The Height Of Luxury

By Kate Betts

Like the brands they celebrate, fashion parties cling to predictable formulas: a big-name DJ, a handful of A-list celebrities and the requisite industry insiders. But when the Italian leather-goods house Bottega Veneta held a dinner in Paris at the chic Relais Plaza restaurant in March, the mood was intentionally low-key and intimate.

On one side of the room, ensconced on a banquette with some Parisian notables, was Franc,ois-Henri Pinault, the affable CEO of PPR (formerly Pinault-Printemps Redoute), which owns Bottega Veneta and other high-end brands such as Gucci. At the center table, surrounded by furniture dealers and a smattering of old friends, sat Tomas Maier, 49, the German-born creative director of Bottega Veneta and the designer largely responsible for ushering in a profitable countertrend of subtlety and refinement to the overblown, logo-besotted luxury market. The mood he had created for the dinner jibed seamlessly with the mood he has established at the brand: understated.

Although the dinner was a celebration of Bottega Veneta's new Avenue Montaigne store--a place that Maier designed right down to the boulangerie-style window display of rows of woven-leather accessories--there were other reasons for a fete. In addition to new lines of fine jewelry and furniture, Maier opened 18 stores in 2005; 10 more will make their debut this year. He has transformed Bottega Veneta, which is on its way to an estimated $238 million in sales this year, into PPR's second most successful label after Gucci--even surpassing the iconic Yves Saint Laurent brand. Revenue grew 66% last year to $190 million, and profits tripled to $17 million. PPR didn't expect to earn a dime on the brand--which it bought in 2001 from the Moltedo family who founded it--until next year.

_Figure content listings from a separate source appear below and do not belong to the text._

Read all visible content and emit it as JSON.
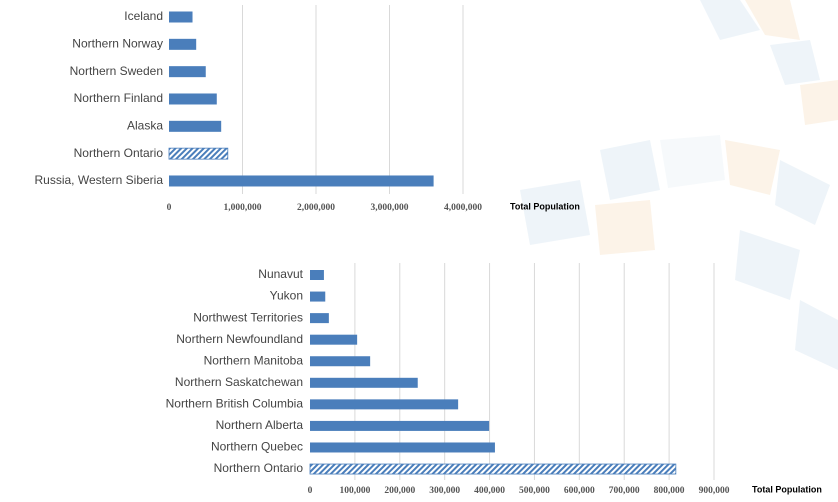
{
  "chart_data": [
    {
      "type": "bar",
      "orientation": "horizontal",
      "x_label": "Total Population",
      "color": "#4a7ebb",
      "grid": true,
      "categories": [
        "Iceland",
        "Northern Norway",
        "Northern Sweden",
        "Northern Finland",
        "Alaska",
        "Northern Ontario",
        "Russia, Western Siberia"
      ],
      "values": [
        320000,
        370000,
        500000,
        650000,
        710000,
        800000,
        3600000
      ],
      "hatched": [
        false,
        false,
        false,
        false,
        false,
        true,
        false
      ],
      "xlim": [
        0,
        4000000
      ],
      "xticks": [
        0,
        {
          "value": 1000000,
          "label": "1,000,000"
        },
        {
          "value": 2000000,
          "label": "2,000,000"
        },
        {
          "value": 3000000,
          "label": "3,000,000"
        },
        {
          "value": 4000000,
          "label": "4,000,000"
        }
      ]
    },
    {
      "type": "bar",
      "orientation": "horizontal",
      "x_label": "Total Population",
      "color": "#4a7ebb",
      "grid": true,
      "categories": [
        "Nunavut",
        "Yukon",
        "Northwest Territories",
        "Northern Newfoundland",
        "Northern Manitoba",
        "Northern Saskatchewan",
        "Northern British Columbia",
        "Northern Alberta",
        "Northern Quebec",
        "Northern Ontario"
      ],
      "values": [
        31000,
        34000,
        42000,
        105000,
        134000,
        240000,
        330000,
        399000,
        412000,
        815000
      ],
      "hatched": [
        false,
        false,
        false,
        false,
        false,
        false,
        false,
        false,
        false,
        true
      ],
      "xlim": [
        0,
        900000
      ],
      "xticks": [
        0,
        {
          "value": 100000,
          "label": "100,000"
        },
        {
          "value": 200000,
          "label": "200,000"
        },
        {
          "value": 300000,
          "label": "300,000"
        },
        {
          "value": 400000,
          "label": "400,000"
        },
        {
          "value": 500000,
          "label": "500,000"
        },
        {
          "value": 600000,
          "label": "600,000"
        },
        {
          "value": 700000,
          "label": "700,000"
        },
        {
          "value": 800000,
          "label": "800,000"
        },
        {
          "value": 900000,
          "label": "900,000"
        }
      ]
    }
  ]
}
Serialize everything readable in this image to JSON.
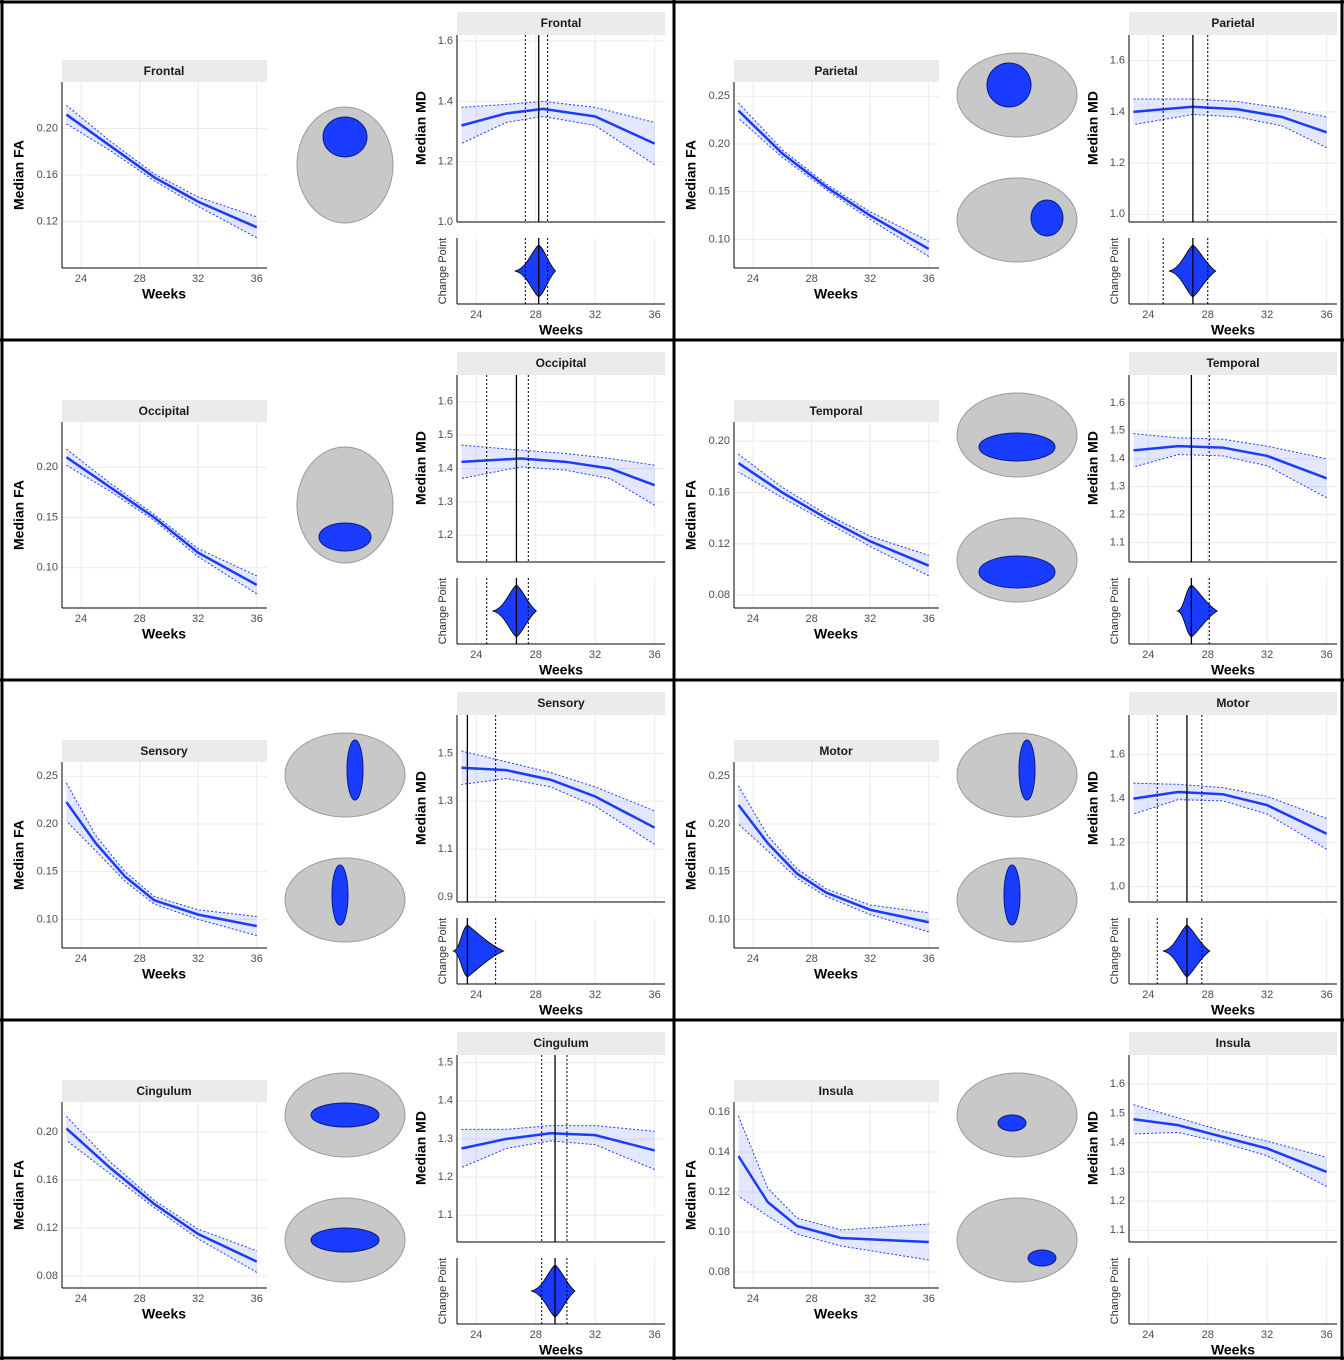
{
  "chart_data": [
    {
      "type": "line",
      "title": "Frontal",
      "x_label": "Weeks",
      "fa_label": "Median FA",
      "md_label": "Median MD",
      "cp_label": "Change Point",
      "xlim": [
        22.7,
        36.7
      ],
      "xticks": [
        24,
        28,
        32,
        36
      ],
      "color": "#1a3cff",
      "fa": {
        "x": [
          23,
          26,
          29,
          32,
          36
        ],
        "values": [
          0.212,
          0.185,
          0.158,
          0.137,
          0.115
        ],
        "ci": [
          0.008,
          0.004,
          0.003,
          0.004,
          0.009
        ],
        "ylim": [
          0.08,
          0.24
        ],
        "yticks": [
          0.12,
          0.16,
          {
            "value": 0.2,
            "label": "0.20"
          }
        ]
      },
      "md": {
        "x": [
          23,
          26,
          28.5,
          32,
          36
        ],
        "values": [
          1.32,
          1.36,
          1.375,
          1.35,
          1.26
        ],
        "ci": [
          0.06,
          0.03,
          0.025,
          0.03,
          0.07
        ],
        "ylim": [
          1.0,
          1.62
        ],
        "yticks": [
          {
            "value": 1.0,
            "label": "1.0"
          },
          1.2,
          1.4,
          1.6
        ]
      },
      "change_point": {
        "value": 28.2,
        "low": 27.3,
        "high": 28.8
      }
    },
    {
      "type": "line",
      "title": "Parietal",
      "x_label": "Weeks",
      "fa_label": "Median FA",
      "md_label": "Median MD",
      "cp_label": "Change Point",
      "xlim": [
        22.7,
        36.7
      ],
      "xticks": [
        24,
        28,
        32,
        36
      ],
      "color": "#1a3cff",
      "fa": {
        "x": [
          23,
          26,
          29,
          32,
          36
        ],
        "values": [
          0.235,
          0.19,
          0.155,
          0.125,
          0.09
        ],
        "ci": [
          0.008,
          0.004,
          0.003,
          0.004,
          0.008
        ],
        "ylim": [
          0.07,
          0.265
        ],
        "yticks": [
          {
            "value": 0.1,
            "label": "0.10"
          },
          0.15,
          {
            "value": 0.2,
            "label": "0.20"
          },
          0.25
        ]
      },
      "md": {
        "x": [
          23,
          27,
          30,
          33,
          36
        ],
        "values": [
          1.4,
          1.42,
          1.41,
          1.38,
          1.32
        ],
        "ci": [
          0.05,
          0.03,
          0.03,
          0.035,
          0.06
        ],
        "ylim": [
          0.97,
          1.7
        ],
        "yticks": [
          {
            "value": 1.0,
            "label": "1.0"
          },
          1.2,
          1.4,
          1.6
        ]
      },
      "change_point": {
        "value": 27,
        "low": 25,
        "high": 28
      }
    },
    {
      "type": "line",
      "title": "Occipital",
      "x_label": "Weeks",
      "fa_label": "Median FA",
      "md_label": "Median MD",
      "cp_label": "Change Point",
      "xlim": [
        22.7,
        36.7
      ],
      "xticks": [
        24,
        28,
        32,
        36
      ],
      "color": "#1a3cff",
      "fa": {
        "x": [
          23,
          26,
          29,
          32,
          36
        ],
        "values": [
          0.21,
          0.18,
          0.15,
          0.115,
          0.083
        ],
        "ci": [
          0.008,
          0.004,
          0.003,
          0.004,
          0.009
        ],
        "ylim": [
          0.06,
          0.245
        ],
        "yticks": [
          {
            "value": 0.1,
            "label": "0.10"
          },
          0.15,
          {
            "value": 0.2,
            "label": "0.20"
          }
        ]
      },
      "md": {
        "x": [
          23,
          27,
          30,
          33,
          36
        ],
        "values": [
          1.42,
          1.43,
          1.42,
          1.4,
          1.35
        ],
        "ci": [
          0.05,
          0.025,
          0.025,
          0.03,
          0.06
        ],
        "ylim": [
          1.12,
          1.68
        ],
        "yticks": [
          1.2,
          1.3,
          1.4,
          1.5,
          1.6
        ]
      },
      "change_point": {
        "value": 26.7,
        "low": 24.7,
        "high": 27.5
      }
    },
    {
      "type": "line",
      "title": "Temporal",
      "x_label": "Weeks",
      "fa_label": "Median FA",
      "md_label": "Median MD",
      "cp_label": "Change Point",
      "xlim": [
        22.7,
        36.7
      ],
      "xticks": [
        24,
        28,
        32,
        36
      ],
      "color": "#1a3cff",
      "fa": {
        "x": [
          23,
          26,
          29,
          32,
          36
        ],
        "values": [
          0.183,
          0.16,
          0.14,
          0.122,
          0.103
        ],
        "ci": [
          0.007,
          0.004,
          0.003,
          0.004,
          0.008
        ],
        "ylim": [
          0.07,
          0.215
        ],
        "yticks": [
          0.08,
          0.12,
          0.16,
          {
            "value": 0.2,
            "label": "0.20"
          }
        ]
      },
      "md": {
        "x": [
          23,
          26,
          29,
          32,
          36
        ],
        "values": [
          1.43,
          1.445,
          1.44,
          1.41,
          1.33
        ],
        "ci": [
          0.06,
          0.03,
          0.03,
          0.035,
          0.07
        ],
        "ylim": [
          1.03,
          1.7
        ],
        "yticks": [
          1.1,
          1.2,
          1.3,
          1.4,
          1.5,
          1.6
        ]
      },
      "change_point": {
        "value": 26.9,
        "low": 26.9,
        "high": 28.1
      }
    },
    {
      "type": "line",
      "title": "Sensory",
      "x_label": "Weeks",
      "fa_label": "Median FA",
      "md_label": "Median MD",
      "cp_label": "Change Point",
      "xlim": [
        22.7,
        36.7
      ],
      "xticks": [
        24,
        28,
        32,
        36
      ],
      "color": "#1a3cff",
      "fa": {
        "x": [
          23,
          25,
          27,
          29,
          32,
          36
        ],
        "values": [
          0.223,
          0.18,
          0.145,
          0.12,
          0.105,
          0.093
        ],
        "ci": [
          0.02,
          0.008,
          0.005,
          0.004,
          0.005,
          0.01
        ],
        "ylim": [
          0.07,
          0.265
        ],
        "yticks": [
          {
            "value": 0.1,
            "label": "0.10"
          },
          0.15,
          {
            "value": 0.2,
            "label": "0.20"
          },
          0.25
        ]
      },
      "md": {
        "x": [
          23,
          26,
          29,
          32,
          36
        ],
        "values": [
          1.44,
          1.43,
          1.39,
          1.32,
          1.19
        ],
        "ci": [
          0.07,
          0.035,
          0.03,
          0.04,
          0.07
        ],
        "ylim": [
          0.88,
          1.66
        ],
        "yticks": [
          0.9,
          1.1,
          1.3,
          1.5
        ]
      },
      "change_point": {
        "value": 23.4,
        "low": 23.4,
        "high": 25.3
      }
    },
    {
      "type": "line",
      "title": "Motor",
      "x_label": "Weeks",
      "fa_label": "Median FA",
      "md_label": "Median MD",
      "cp_label": "Change Point",
      "xlim": [
        22.7,
        36.7
      ],
      "xticks": [
        24,
        28,
        32,
        36
      ],
      "color": "#1a3cff",
      "fa": {
        "x": [
          23,
          25,
          27,
          29,
          32,
          36
        ],
        "values": [
          0.22,
          0.18,
          0.148,
          0.128,
          0.11,
          0.097
        ],
        "ci": [
          0.02,
          0.008,
          0.005,
          0.004,
          0.005,
          0.01
        ],
        "ylim": [
          0.07,
          0.265
        ],
        "yticks": [
          {
            "value": 0.1,
            "label": "0.10"
          },
          0.15,
          {
            "value": 0.2,
            "label": "0.20"
          },
          0.25
        ]
      },
      "md": {
        "x": [
          23,
          26,
          29,
          32,
          36
        ],
        "values": [
          1.4,
          1.43,
          1.42,
          1.37,
          1.24
        ],
        "ci": [
          0.07,
          0.035,
          0.03,
          0.04,
          0.07
        ],
        "ylim": [
          0.93,
          1.78
        ],
        "yticks": [
          {
            "value": 1.0,
            "label": "1.0"
          },
          1.2,
          1.4,
          1.6
        ]
      },
      "change_point": {
        "value": 26.6,
        "low": 24.6,
        "high": 27.6
      }
    },
    {
      "type": "line",
      "title": "Cingulum",
      "x_label": "Weeks",
      "fa_label": "Median FA",
      "md_label": "Median MD",
      "cp_label": "Change Point",
      "xlim": [
        22.7,
        36.7
      ],
      "xticks": [
        24,
        28,
        32,
        36
      ],
      "color": "#1a3cff",
      "fa": {
        "x": [
          23,
          26,
          29,
          32,
          36
        ],
        "values": [
          0.203,
          0.17,
          0.14,
          0.115,
          0.092
        ],
        "ci": [
          0.01,
          0.005,
          0.003,
          0.004,
          0.009
        ],
        "ylim": [
          0.07,
          0.225
        ],
        "yticks": [
          0.08,
          0.12,
          0.16,
          {
            "value": 0.2,
            "label": "0.20"
          }
        ]
      },
      "md": {
        "x": [
          23,
          26,
          29,
          32,
          36
        ],
        "values": [
          1.275,
          1.3,
          1.315,
          1.31,
          1.27
        ],
        "ci": [
          0.05,
          0.025,
          0.02,
          0.025,
          0.05
        ],
        "ylim": [
          1.03,
          1.52
        ],
        "yticks": [
          1.1,
          1.2,
          1.3,
          1.4,
          1.5
        ]
      },
      "change_point": {
        "value": 29.3,
        "low": 28.4,
        "high": 30.1
      }
    },
    {
      "type": "line",
      "title": "Insula",
      "x_label": "Weeks",
      "fa_label": "Median FA",
      "md_label": "Median MD",
      "cp_label": "Change Point",
      "xlim": [
        22.7,
        36.7
      ],
      "xticks": [
        24,
        28,
        32,
        36
      ],
      "color": "#1a3cff",
      "fa": {
        "x": [
          23,
          25,
          27,
          30,
          36
        ],
        "values": [
          0.138,
          0.115,
          0.103,
          0.097,
          0.095
        ],
        "ci": [
          0.02,
          0.007,
          0.004,
          0.004,
          0.009
        ],
        "ylim": [
          0.072,
          0.165
        ],
        "yticks": [
          0.08,
          {
            "value": 0.1,
            "label": "0.10"
          },
          0.12,
          0.14,
          0.16
        ]
      },
      "md": {
        "x": [
          23,
          26,
          29,
          32,
          36
        ],
        "values": [
          1.48,
          1.46,
          1.42,
          1.38,
          1.3
        ],
        "ci": [
          0.05,
          0.025,
          0.02,
          0.025,
          0.05
        ],
        "ylim": [
          1.06,
          1.7
        ],
        "yticks": [
          1.1,
          1.2,
          1.3,
          1.4,
          1.5,
          1.6
        ]
      }
    }
  ]
}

Maier and his team are luxury rebels. They have refused to succumb to the democratization of luxury brands, marked by big logos, lower-priced offerings and "it" bags. Even the most label-conscious consumers--the Japanese--don't seem to miss the blatant badges. At a trunk show in the brand's new Omotesando boutique in Tokyo last week, Maier sold $308,000 worth of bags in less than two hours. (Of course, the Japanese customers asked him to sign them on the inside.) "'It' bags mean nothing," said Maier of styles like Fendi's $1,430 B bag. "Women are the ones who decide if a bag is good or not. They know exactly what they want. So the more I can drift away from what's fashion and trend, the better it is for the brand."

Maier's concept--that the consumer can recognize a brand by the design and quality of the product instead of by a logo--is limited to a very sophisticated consumer, but elitism is what makes it work. A survey conducted last week among wealthy Americans by the New York City--based Luxury Institute revealed that Bottega Veneta outranked Hermes and Armani as the most prestigious luxury fashion brand this year.

"This is a product for people who really consume luxury very exclusively," says Pinault, referring to what luxury gurus now call the "ueber-premium" market. "There are very few brands in this segment of the market, and those that exist are traditional and serious. What Tomas has done is bring a very innovative and avant-garde vision to this brand's history of craftsmanship."

The woman who buys Bottega may not need logos, but she sure needs a lot of cash. A typical bag--the popular woven Cabat tote, for example--rings in at more than $2,000 and can run as high as $75,000 if made in an exotic skin such as crocodile. The company's real signature--woven, or intrecciato, leather--was developed in 1966 when Bottega Veneta started as a family business in the Veneto region of Italy, an area known for soft leather and the craftsmen who know how to manipulate it. The big idea back then--and still today--was to use glove leather for bags, creating a soft, slouchy shape and more casual style, one that didn't need logos. The original company slogan says it all: "When your own initials are enough."